When Warner went to the Senate floor on June 15 to offer his bill, he cited those exact figures. He thanked the company for its support and put a letter from UnitedHealth applauding him in the Congressional Record.
Warner acknowledges in an interview that he worked on the hospice-care legislation with UnitedHealth executives. But he stresses that he has long experience with health issues and has formed his own views. The senator echoes UnitedHealth's contention that a so-called public option could be a 'Trojan horse for a single-payer system,' meaning government-run medical care. Warner has heard from some of UnitedHealth's largest employer clients, such as Delta Air Lines (SWY). Delta CEO Richard H. Anderson, a former UnitedHealth executive, has told Warner and other lawmakers that big companies don't want government to limit their flexibility in crafting employee health benefits.
Despite the fact that UnitedHealth subsidiary Ingenix just settled lawsuits alleging it had manipulated data, legislative leaders have come to rely on data it produced,
Warner and other opponents of a public plan have relied on an estimate by John Sheils, an actuary who says that 88 million people, or 56% of those with employer-provided coverage, would desert private insurance for a government-run program. That would destabilize the marketplace and potentially kill the private insurance industry, according to Sheils, who works for the Lewin Group, a corporate consulting firm in Falls Church, Va.
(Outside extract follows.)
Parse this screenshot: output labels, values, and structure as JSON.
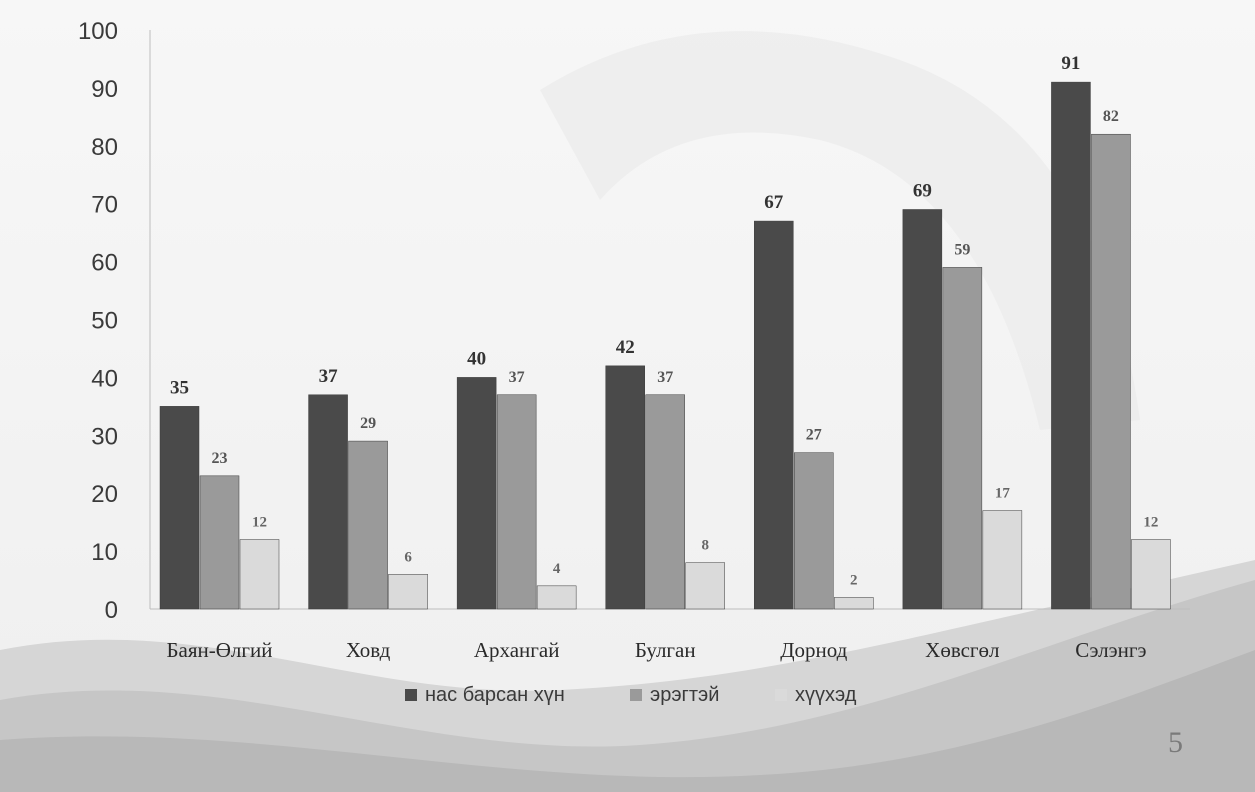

UnitedHealth lobbyists routinely cite Lewin's work, as do Senator Orrin G. Hatch (R-Utah), the second-ranking Republican on the Senate Finance Committee, and Eric Cantor (R-Va.), the House Republican Whip. Left out of these testimonials or buried in the fine print is that a UnitedHealth unit owns the Lewin Group and thus is ultimately responsible for Sheils' paycheck. In an interview, Sheils says UnitedHealth gives him and the Lewin firm complete independence: "We call it like we see it," he adds.
Why UnitedHealth wields such influence despite the numerous questions raised above about its leadership and ethics remains a mystery.
However, the clout of UnitedHealth and other large health care organizations with questionable leadership and ethics over US health care policy certainly explains why almost nobody talks about restraining concentration and abuse of power, or improving health care organizations' leadership and governance as parts of health care reform.
However, on Health Care Renewal, we have shown numerous examples of unrepresentative, unaccountable, opaque and ethically unconstrained governance of health care organizations. Such governance enables ill-informed, incompetent, conflicted, or even corrupt leadership. Such leadership may use tactics including deception, dishonesty and disinformation; intimidation and coercion; creation of perverse incentives; development of conflicts of interest; and outright fraud and corruption. We believe these are major causes of increasing costs, worsening access, declining quality, and demoralized health care professionals. (See our archives for numerous examples.)
As long as the foxes advise and influence the hen house guards, the likelihood of health care reform that will actually improve health and health care remains low.